"Já sabemos o que está errado, falta fazer", ressalta André Trigueiro

O jornalista André Trigueiro não para. Entre palestras, as aulas no curso de jornalismo ambiental, idealizado por ele, na Pontifícia Universidade Católica do Rio de Janeiro (PUC-RJ), a apresentação do Jornal das Dez e a chefia da edição do premiado Cidades e Soluções, ambos da Globo News, o jornalista está lançando seu quarto livro: Mundo Sustentável 2 – novos rumos para um planeta em crise (Editora Globo Livros, R$ 44,90).

Nas 400 páginas de papel reciclado certificado, é possível encontrar reportagens do jornalista veiculadas na Globo News e na Rádio CBN, artigos publicados em diversos veículos de comunicação, além de textos inéditos de diversos especialistas, entre eles, nomes como Adalberto Veríssimo, Roberto Schaeffer, Samyra Crespo, Sérgio Abranches e Suzana Khan.

Programado para ser uma atualização do livro Mundo Sustentável: Abrindo espaço na mídia para um planeta em transformação, a publicação vai além ao abordar os desafios da maior crise ambiental da história da humanidade. Para Trigueiro, o livro está mais bem acabado do que o primeiro. “Superou as expectativas”, afirma. Os direitos autorais da obra foram cedidos para o Centro de Valorização da Vida (CVV), que completa 50 anos de serviço voluntário de apoio emocional e prevenção do suicídio.
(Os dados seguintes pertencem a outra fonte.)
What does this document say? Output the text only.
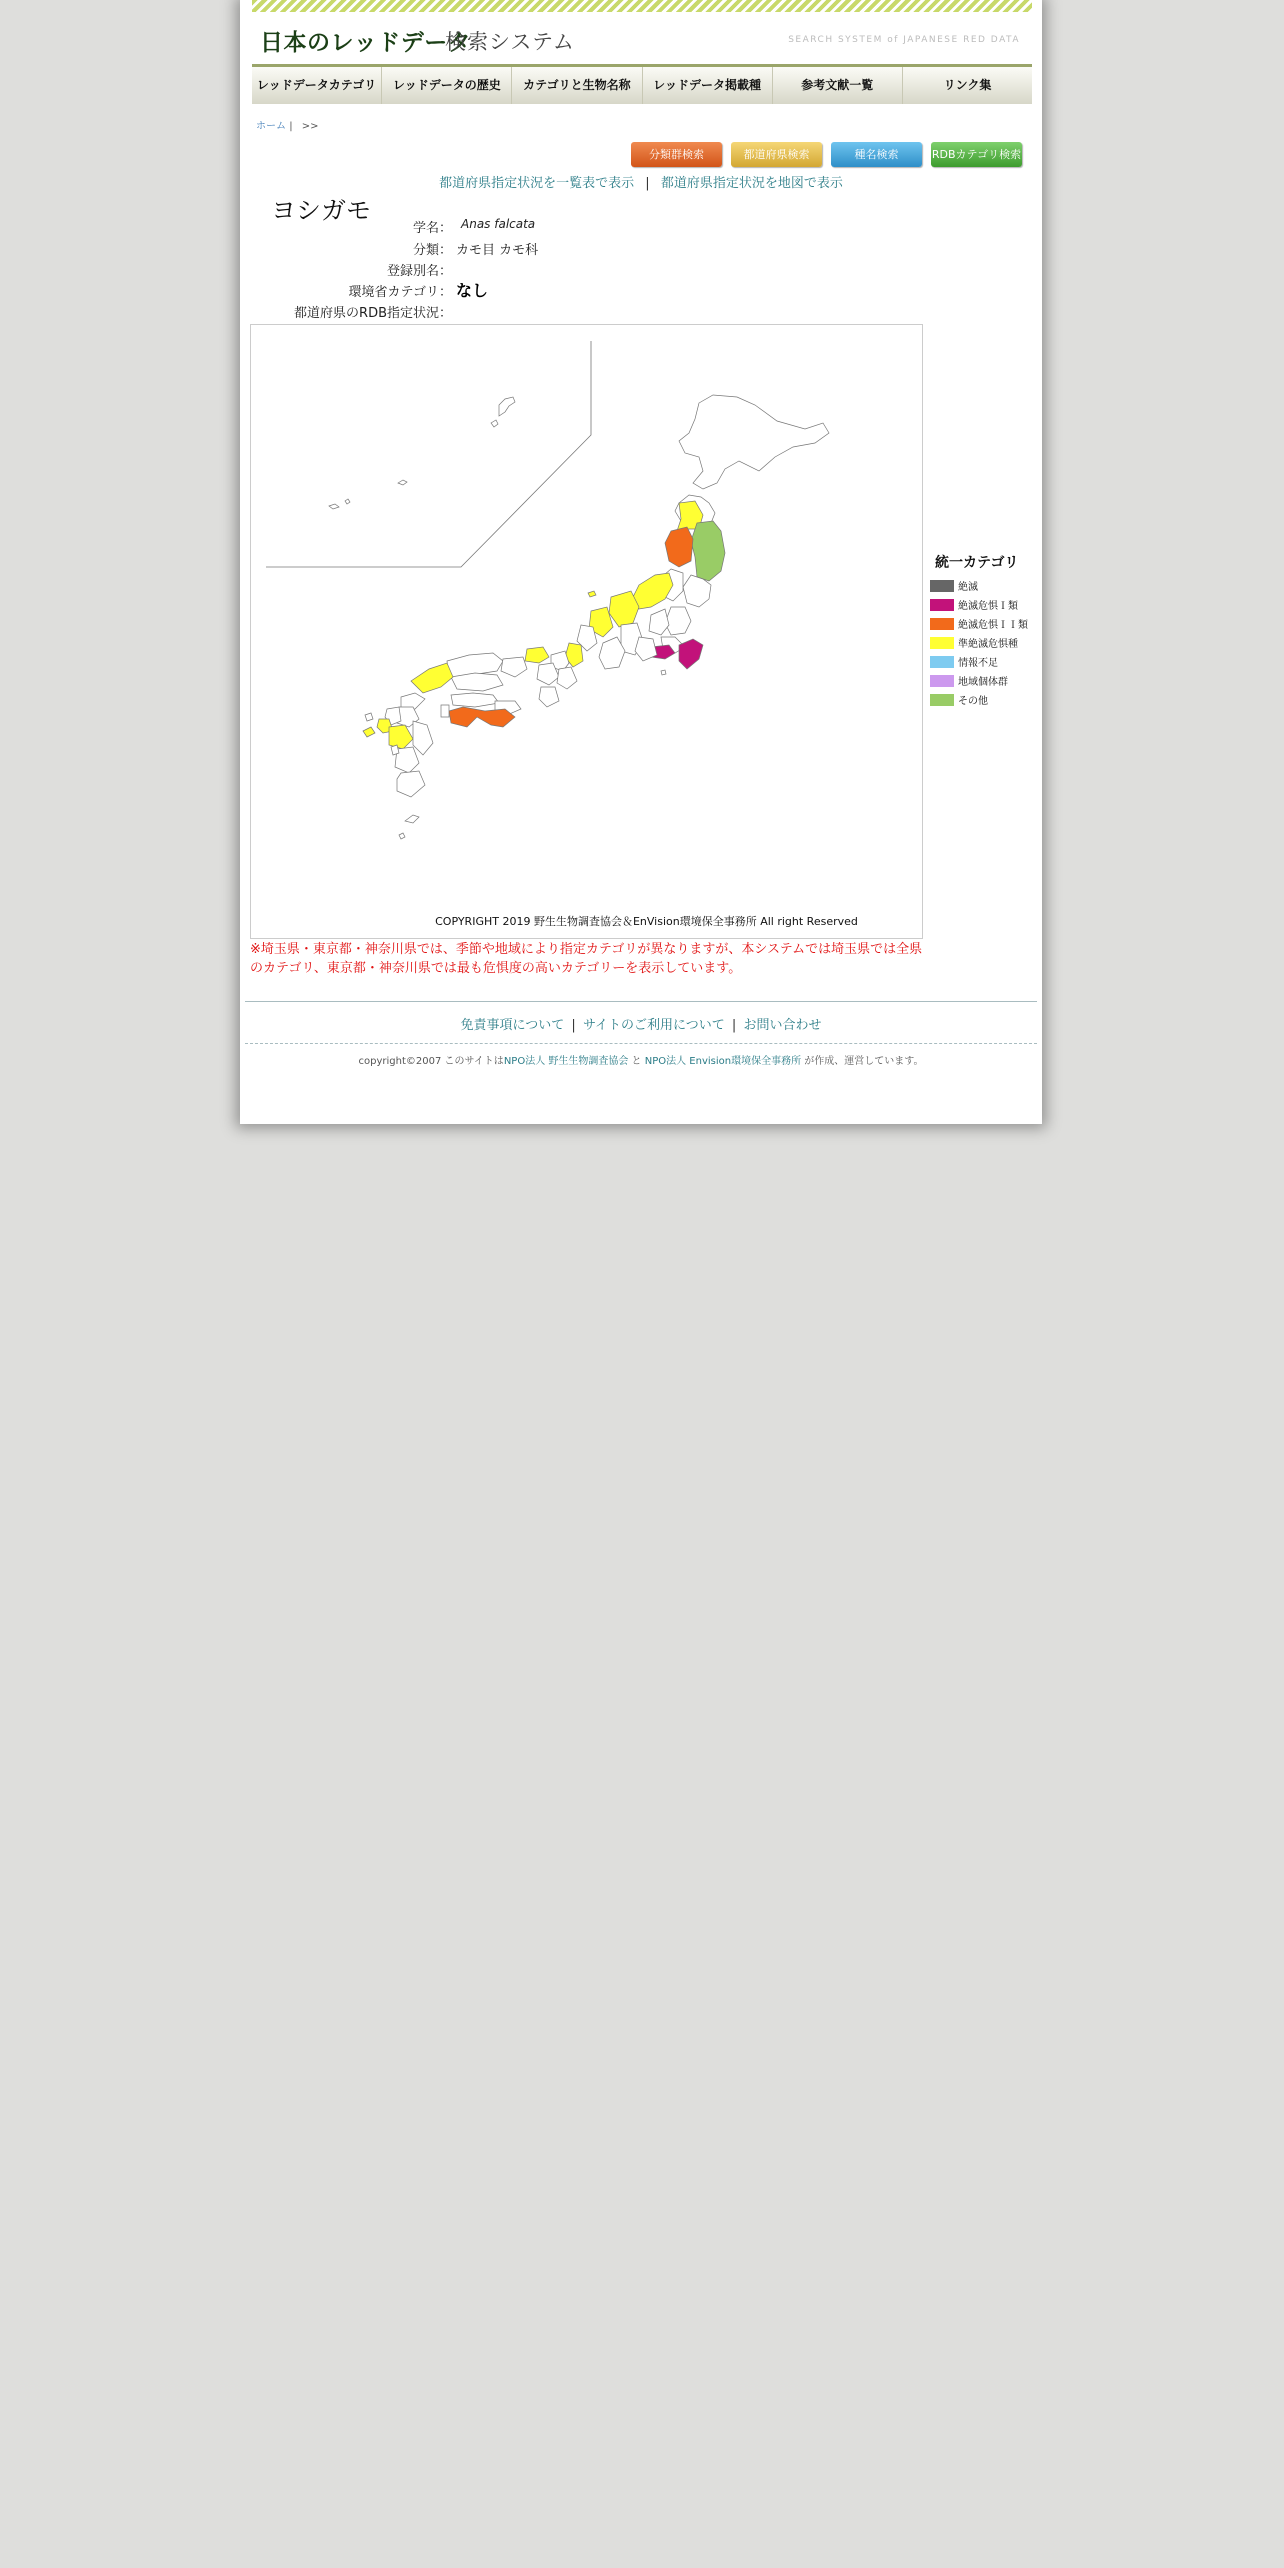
日本のレッドデータ
検索システム	SEARCH SYSTEM of JAPANESE RED DATA
レッドデータカテゴリ	レッドデータの歴史	カテゴリと生物名称	レッドデータ掲載種	参考文献一覧	リンク集
ホーム | >>
分類群検索	都道府県検索	種名検索	RDBカテゴリ検索
都道府県指定状況を一覧表で表示 | 都道府県指定状況を地図で表示
ヨシガモ
学名： Anas falcata
分類： カモ目 カモ科
登録別名：
環境省カテゴリ： なし
都道府県のRDB指定状況：
COPYRIGHT 2019 野生生物調査協会＆EnVision環境保全事務所 All right Reserved
統一カテゴリ
絶滅
絶滅危惧Ｉ類
絶滅危惧ＩＩ類
準絶滅危惧種
情報不足
地域個体群
その他
※埼玉県・東京都・神奈川県では、季節や地域により指定カテゴリが異なりますが、本システムでは埼玉県では全県のカテゴリ、東京都・神奈川県では最も危惧度の高いカテゴリーを表示しています。
免責事項について | サイトのご利用について | お問い合わせ
copyright©2007 このサイトはNPO法人 野生生物調査協会 と NPO法人 Envision環境保全事務所 が作成、運営しています。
Nessa entrevista, concedida por telefone ao EcoD, o jornalista fala sobre o livro e ainda sobre as expectativas da Conferência das Nações Unidas sobre Desenvolvimento Sustentável, a Rio+20, o avanço da consciência socioambiental na política e no jornalismo, a liderança internacional do Brasil na questão ambiental e os principais desafios da área.

EcoD: No dia 6 de janeiro, você lançou publicamente o seu quarto livro. Como foi a receptividade?

André Trigueiro: Foi fantástica, uma tsunami verde de gente, de todos os matizes ideológicos, políticos e espirituais. Esse evento demonstrou que a sustentabilidade consegue aglutinar forças que não são propriamente iguais. Mas que não são opostas por isso, são apenas diferentes.

EcoD: O livro é uma coletânea de artigos seus e teve a participação de 35 especialistas. Como foi o processo de produção?

Trigueiro: O projeto original era para ser uma edição revista e atualização do livro Mundo Sustentável: Abrindo espaço na mídia para um planeta em transformação, lançado em 2005. Ano passado, me chamou a atenção que o livro ainda estava em catálogo e com boa vendagem. Mas eu estava constrangido porque em seis anos muita coisa nova aconteceu e o livro, em alguns aspectos, estava datado. Esse trabalho superou as expectativas e no final percebemos que, na verdade, trata-se de um novo livro. A colaboração dos especialistas é inédita. Eu acho que este livro está melhor acabado do que o de 2005.

Rio+20

EcoD: Essa nova edição foi inspirada na Rio+20?

Trigueiro: Não era essa a intenção. O livro era para ter sido lançado há dois meses, mas houve um atraso no processo de revisão. Quando o livro ficou pronto, percebi que, pela multiplicidade de temas importantes na área do universo socioambiental, ele contempla a agenda da Rio+20, sem ter sido esta a intenção original.

EcoD: E o que o senhor espera da cúpula?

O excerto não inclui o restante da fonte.